Una balla. Ma suggestiva e allettante. Popolare. Per questo va presa sul serio. Come dice a Federica Fantozzi la presidente dell'Umbria Maria Rita Lorenzetti, va cercato un punto di equilibrio tra la deregulation selvaggia e il nulla. Per esempio semplificando le procedure amministrative che consentono, a determinate e tassative condizioni, di intervenire sugli immobili. E, intanto, affermando con forza il ruolo degli enti locali nella gestione del territorio. Abbiamo, per fortuna, parecchi «villaggi» formati da famiglie che hanno a cuore il bene comune e dove resistono dei valori condivisi.
Non è affatto scontato. È amaro scoprire - lo racconta Massimo Solani a pagina 16 - che Marco Beyene, lo studente italo-etiope aggredito l’altro giorno a Napoli per il colore della pelle, ha ricevuto tante telefonate di solidarietà dalla gente comune, ma nessuna da esponenti istituzionali della maggioranza di governo, né dal sindaco della sua città. Evidentemente certe vergogne sono ormai considerate episodi dell’ordinaria quotidianità. Il razzismo è diventato routine.

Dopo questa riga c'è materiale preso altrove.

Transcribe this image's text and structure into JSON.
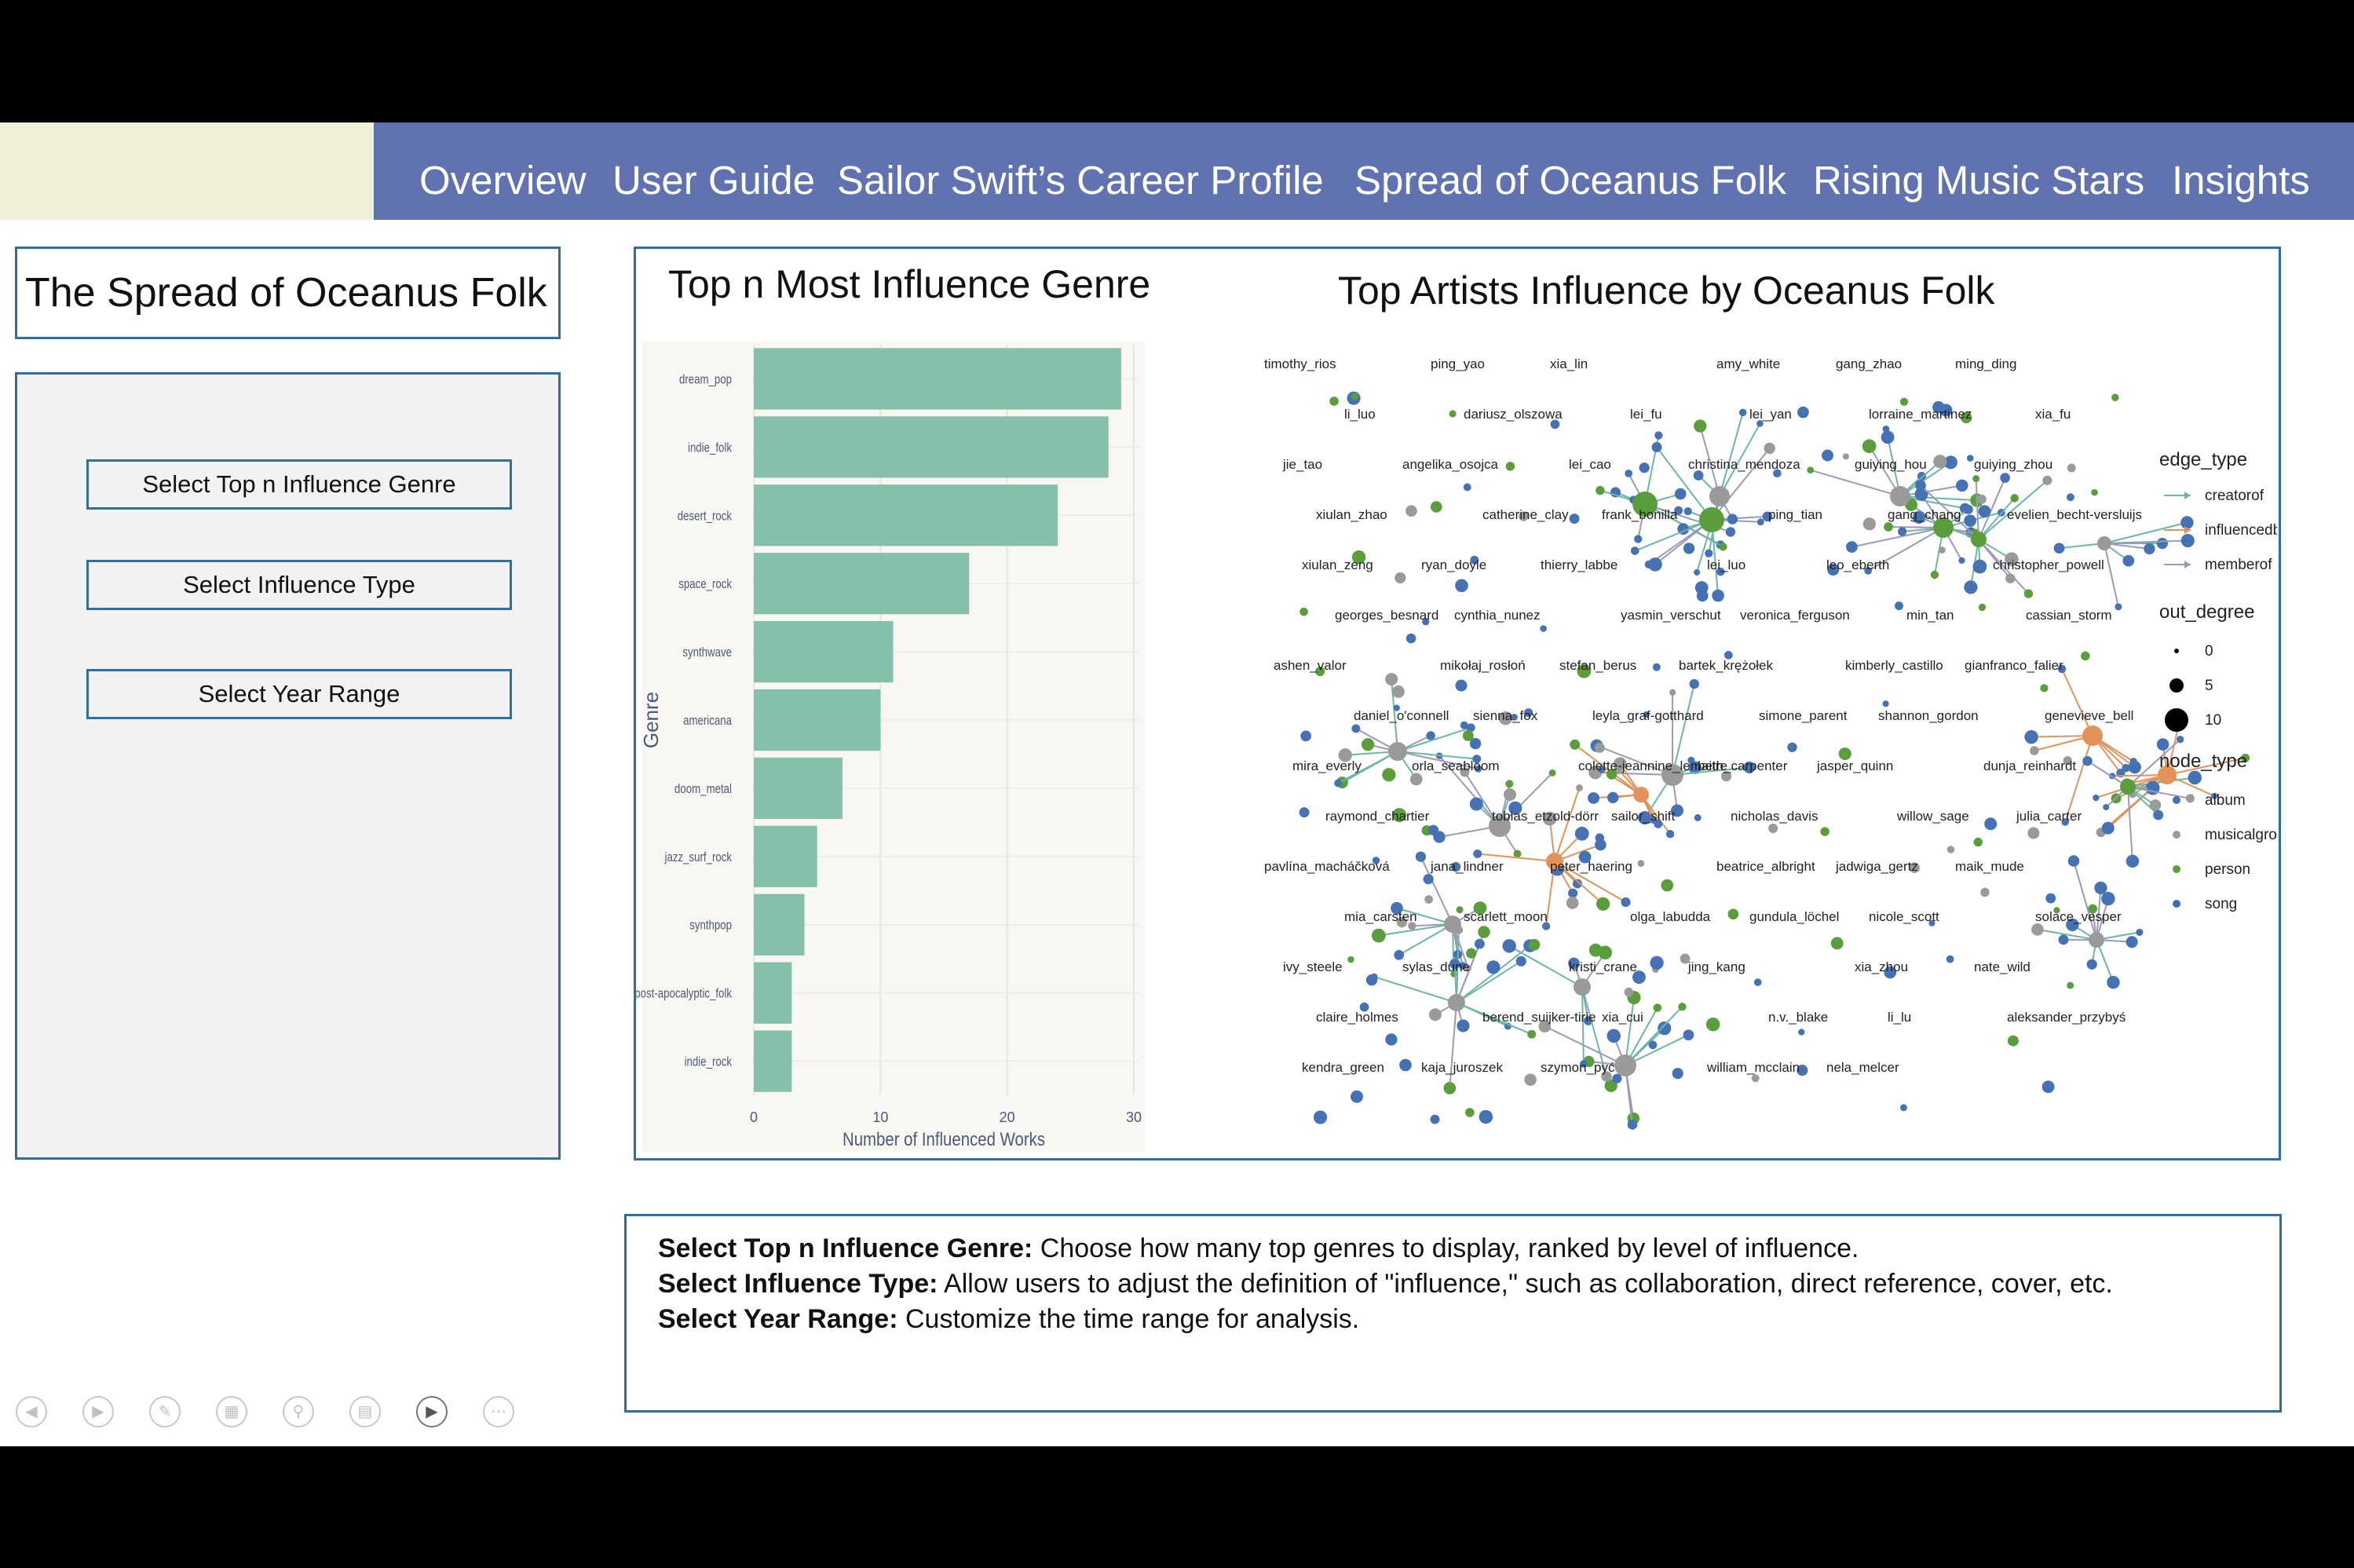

Ville gonfiate fai-da-te. Perplesso anche Bossi
Federica Fantozzi
Venerdì arriverà in consiglio dei ministri, diretto verso una rapida approvazione. È il piano straordinario per l’edilizia annunciato ex abrupto dal premier e accolto con critiche da molte Regioni e dalle associazioni ambientaliste.
Il documento si basa sui progetti di Veneto e Sardegna, due regioni guidate dal centrodestra, che consentono un ampliamento della cubatura degli edifici e la ricostruzione per quelli con più di trent’anni di vita. Il Veneto del forzista Galan farà da testa d’ariete: domani la giunta regionale discuterà il piano. Poi toccherà alle altre Regioni valutarlo.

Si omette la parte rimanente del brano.